I don't know what it is, maybe it is just the graduation jitters, that has to exist right? But the closer I get to graduation, which is still a little over a year away, I start to question everything. Since grade nine I have come to the conclusion that I want to write. I want to write fictional stories to be precise but did the parents ever flip when they heard that. I imagine that it might be every parents' fear that their child will fail at life and I suppose they just want their kid to succeed and do well. At least that's what I tell myself so it doesn't seem as if they didn't believe in me at the time.
An ironic thing is, when I first began telling people I wanted to write they would always just look at me like I had three heads and then say, “Oh, like a journalist?”. I heard that line so many times that I was ready to clonk all of their heads together and scream. I wanted to tell them no, not like a journalist at all, other individuals write as well I hope you know. I want to be an author. It just became so frustrating that it all began to feel like no one believed I could actually do it. Which of course led to self-doubt, which I still battle with today.
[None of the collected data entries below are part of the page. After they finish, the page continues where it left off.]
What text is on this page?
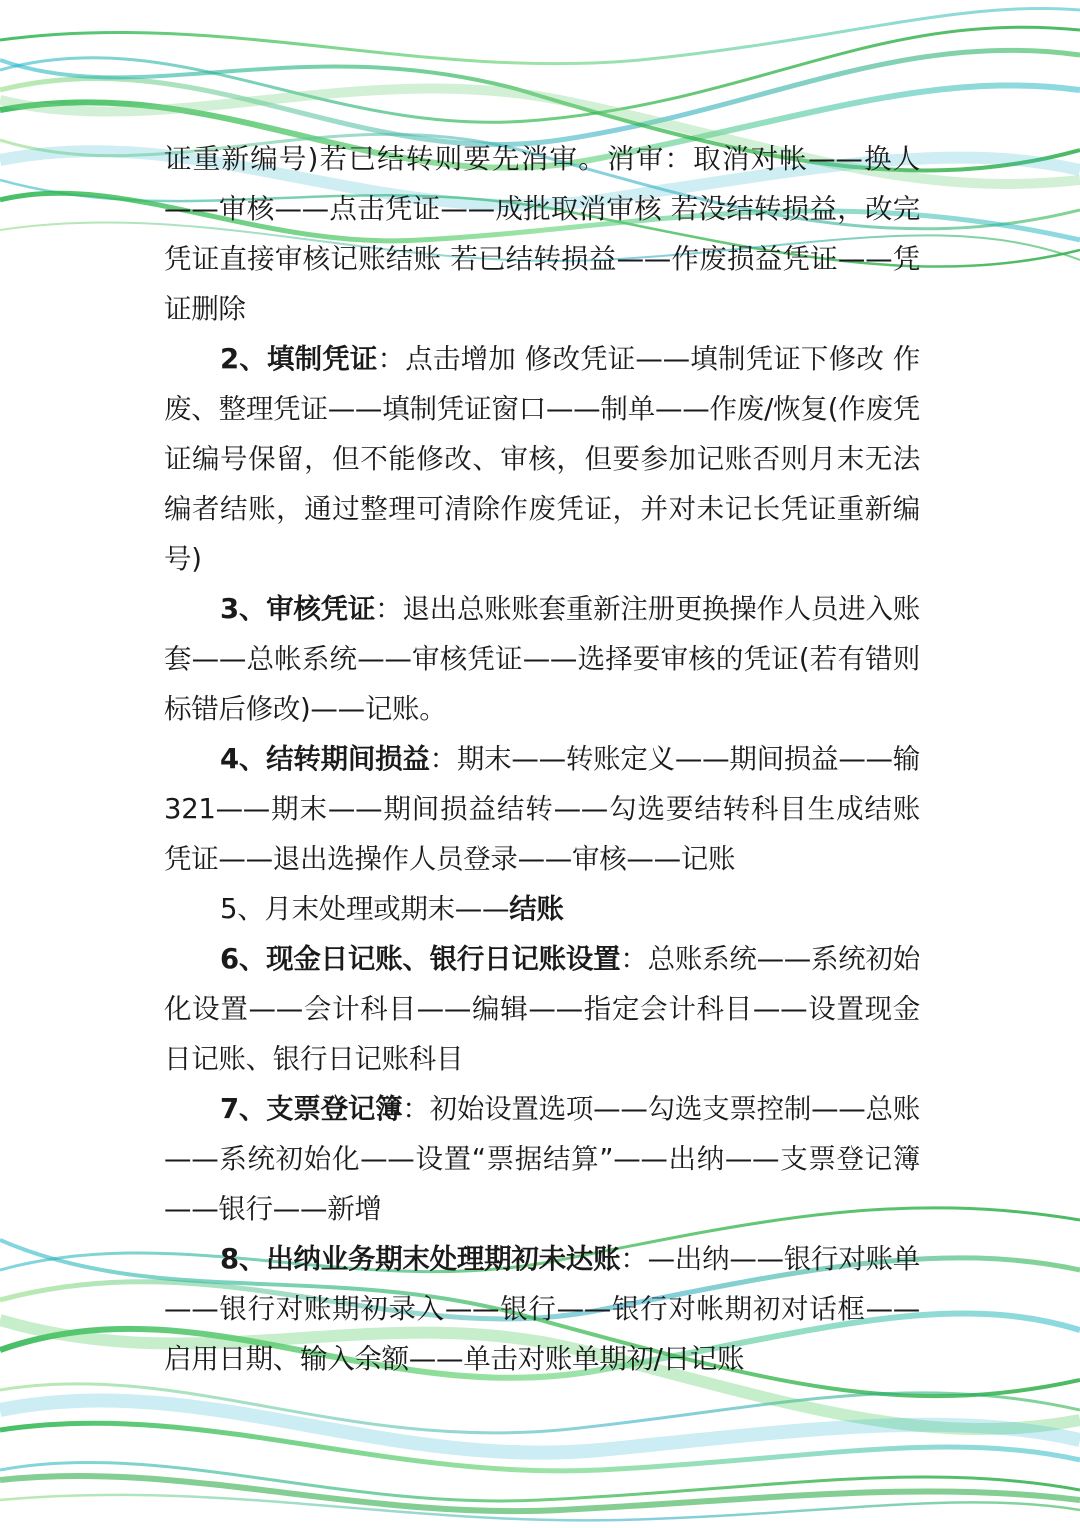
证重新编号)若已结转则要先消审。消审：取消对帐——换人——审核——点击凭证——成批取消审核 若没结转损益，改完凭证直接审核记账结账 若已结转损益——作废损益凭证——凭证删除

2、填制凭证：点击增加 修改凭证——填制凭证下修改 作废、整理凭证——填制凭证窗口——制单——作废/恢复(作废凭证编号保留，但不能修改、审核，但要参加记账否则月末无法编者结账，通过整理可清除作废凭证，并对未记长凭证重新编号)

3、审核凭证：退出总账账套重新注册更换操作人员进入账套——总帐系统——审核凭证——选择要审核的凭证(若有错则标错后修改)——记账。

4、结转期间损益：期末——转账定义——期间损益——输 321——期末——期间损益结转——勾选要结转科目生成结账凭证——退出选操作人员登录——审核——记账

5、月末处理或期末——结账

6、现金日记账、银行日记账设置：总账系统——系统初始化设置——会计科目——编辑——指定会计科目——设置现金日记账、银行日记账科目

7、支票登记簿：初始设置选项——勾选支票控制——总账——系统初始化——设置“票据结算”——出纳——支票登记簿——银行——新增

8、出纳业务期末处理期初未达账：—出纳——银行对账单——银行对账期初录入——银行——银行对帐期初对话框——启用日期、输入余额——单击对账单期初/日记账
That miserable year was the year I visited Rabbit Island and there not one person questioned that path I had chosen as my desire. I always say that it was Rabbit island that kept me writing because it is true. I had a whole group of strangers that had never read anything I had written but believed in me because, why not?
Yet, when I fell in love with Carleton University I found that they have a journalism program, and I could see myself attending their journalism program. So, for the past year I have been toying with the idea in my head of going into journalism, I could still write but I would also have a stable career. But because it is such a prestigious program to get into it is hard for me to decipher if I really want to go into this program but am having second thoughts because I am scared I will not get in or if I really don't want to down that career path. I only wish that I would be able to take Co-Op about five different times to try out different careers and see which is for me, before I invest tens of thousands of dollars into it.
I think the problem is that I can see myself doing numerous of different things and that is why it has become difficult to me to decide what I want to pursue after my post-secondary education. I could see myself becoming a teacher or a scientist, a librarian or a journalist, numerous different careers that aren't all similar. In a dream world where the money tree in my back yard was limitless and I could do whatever I wanted I would attend Carleton and receive a Bachelor of Journalism Degree before receiving a Master's degree in English Literature and History. Then of course I would travel though Great Britain and France for a year, with a few weekend trips to other countries in Europe before settling down somewhere. From there I would open up my own Second Hand Book Shop where I could play librarian all day and read and write. Then, later on in life, I might teach some university courses a few days a week with multiple books published under my name. I would own tiny little cottages throughout Europe that I would visit during the summer for a few weeks with my ever present cat.
If I could have anything in the world...this is what I would want.